As with the exposure triangle, pushing or pulling during exposure is compensated with a complementary action during development to maintain "proper" appearance of the negative.
To add to the confusion, people often speak of pushing or pulling film without specifying exactly what they are pushing or pulling. In these cases, they are typically referring to the action in terms of development along with the compensatory action for exposure. For instance, by "push" they mean that both push development and pull exposure will be performed.
When dropping film off at a lab, it's safest to tell them specifically what ISO you shot at. Then let them adjust development appropriately. If you don't tell them anything, they will assume "box speed", the ISO as labeled on the cassette.
A dense, contrasty negative with blocked-out highlights and more grain than you'd normally expect from the film.
I'd be curious to hear why you want to do this and what your workflow will be after the films are developed – conventional silver prints or scans perhaps? The usefulness of the negative is determined by what you want to do with it afterwards.
According to Evaluating your negatives:
An overexposed negative that is overdeveloped appears extremely dense and sooty and is laughing referred to as "bulletproof". The grain will be very excessive for the film used and the highlights will be unprintable. There is almost no way to make full scale prints from such a negative.
As has been stated, in most cases, this is a bad idea. However, if you plan to cross process C-41 films to E-6, then what you’ve listed is a starting point.
Normally exposed C-41, when crossed, comes out thin and lacking contrast. Starting with one stop overexposure and one stop overdeveloped is a good starting point. Though, you may end up at +2 stops overexposure,+2 stops overdevelopment with certain films (lookin’ at you, Portra).
A bit more on your examples:
Delta 100 exposed at 50, overdeveloped +1 - You'll get dark, dense negatives. Highlights will probably be blocked. This is just a bad idea in general.
Portra 160 exposed at 50, overdeveloped +1 & Ektar 100 exposed at 50, overdeveloped +1 - as these are both color negative film, we can treat them similarly. The overexposure at 1 stop won't actually cause any problem at all. Both of these films easily tolerate that. (Ektar proof: https://www.youtube.com/watch?v=jp4eJvTBjKU | Portra proof: https://petapixel.com/2018/02/05/test-reveals-exposure-limits-kodak-portra-400-film/) However, the overdevelopment will darken the image overall and increase contrast. That combined with the overexposure may compound the issue. In general, feel free to overexpose your color-neg film by a stop but please, develop normally for best results.

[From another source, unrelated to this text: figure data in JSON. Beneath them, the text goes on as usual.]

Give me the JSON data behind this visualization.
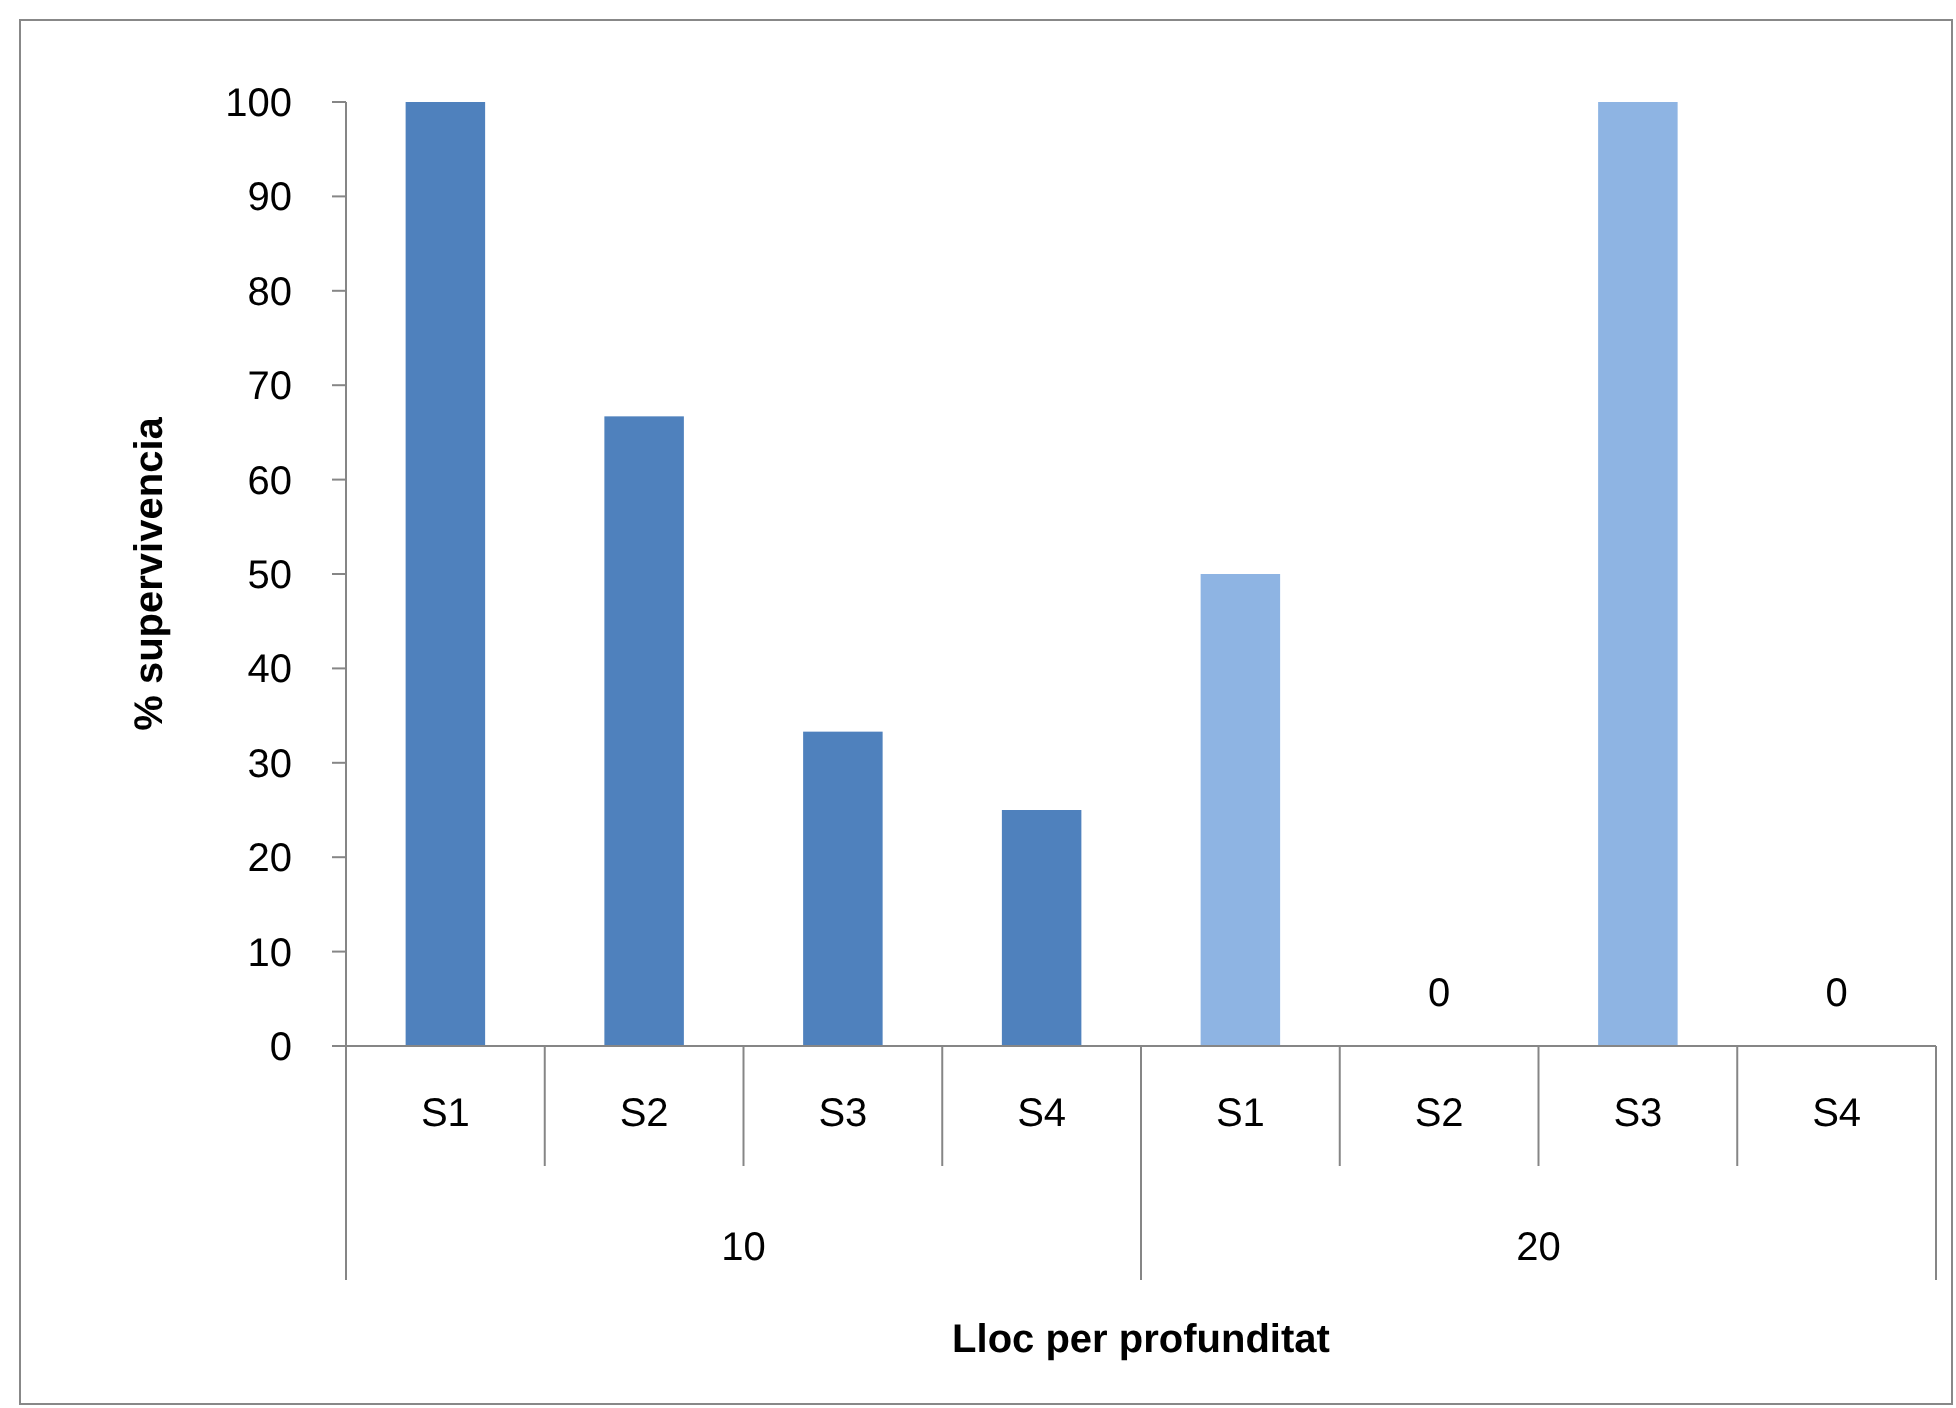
{
  "chart_data": {
    "type": "bar",
    "ylabel": "% supervivencia",
    "xlabel": "Lloc per profunditat",
    "categories": [
      "S1",
      "S2",
      "S3",
      "S4",
      "S1",
      "S2",
      "S3",
      "S4"
    ],
    "values": [
      100,
      66.7,
      33.3,
      25,
      50,
      0,
      100,
      0
    ],
    "colors": [
      "#4f81bd",
      "#4f81bd",
      "#4f81bd",
      "#4f81bd",
      "#8eb4e3",
      "#8eb4e3",
      "#8eb4e3",
      "#8eb4e3"
    ],
    "value_labels": [
      null,
      null,
      null,
      null,
      null,
      "0",
      null,
      "0"
    ],
    "annotations": [
      "10",
      "20"
    ],
    "ylim": [
      0,
      100
    ],
    "yticks": [
      0,
      10,
      20,
      30,
      40,
      50,
      60,
      70,
      80,
      90,
      100
    ]
  }
}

the textbooks say this is probably a bad idea, I know of one photographer who has beautiful work who commonly rates is ISO film speeds lower to overexpose with both color film and tri-x black and white film... Johnny patience, who can be found online shoots Kodak tri-x 400 at ISO 200 to overexpose at one stop, henan has it over developed one stop and his tri-x shots are some of the most incredible I've ever seen. He even has a blog post on his website about this, along with giving several examples. Here is a post explaining this method http://www.johnnypatience.com/the-zone-system-is-dead/
You will blow out (make white) the highlights significantly. The colors will be difficult, if not impossible, to print correctly at automated labs.
Typical SUC (Single Use Cameras) back in the day had ISO 400 or ISO 800 film, and exposed it as if it were ISO 100. That way when they were used indoors in bad lighting the lab had a chance of printing them.
The cost of 'pushing' film (at least in my lab) used to be about a dollar, and we did it by turning off the motor drive for 30 seconds (I think). So it could be the only roll in the tanks.
I don't think you'll like the results. If you're looking for that glowing, highlighted look that you see sometimes in prints it was more commonly done with slide film and a slightly blurred, over exposed duplicate shot stacked underneath it.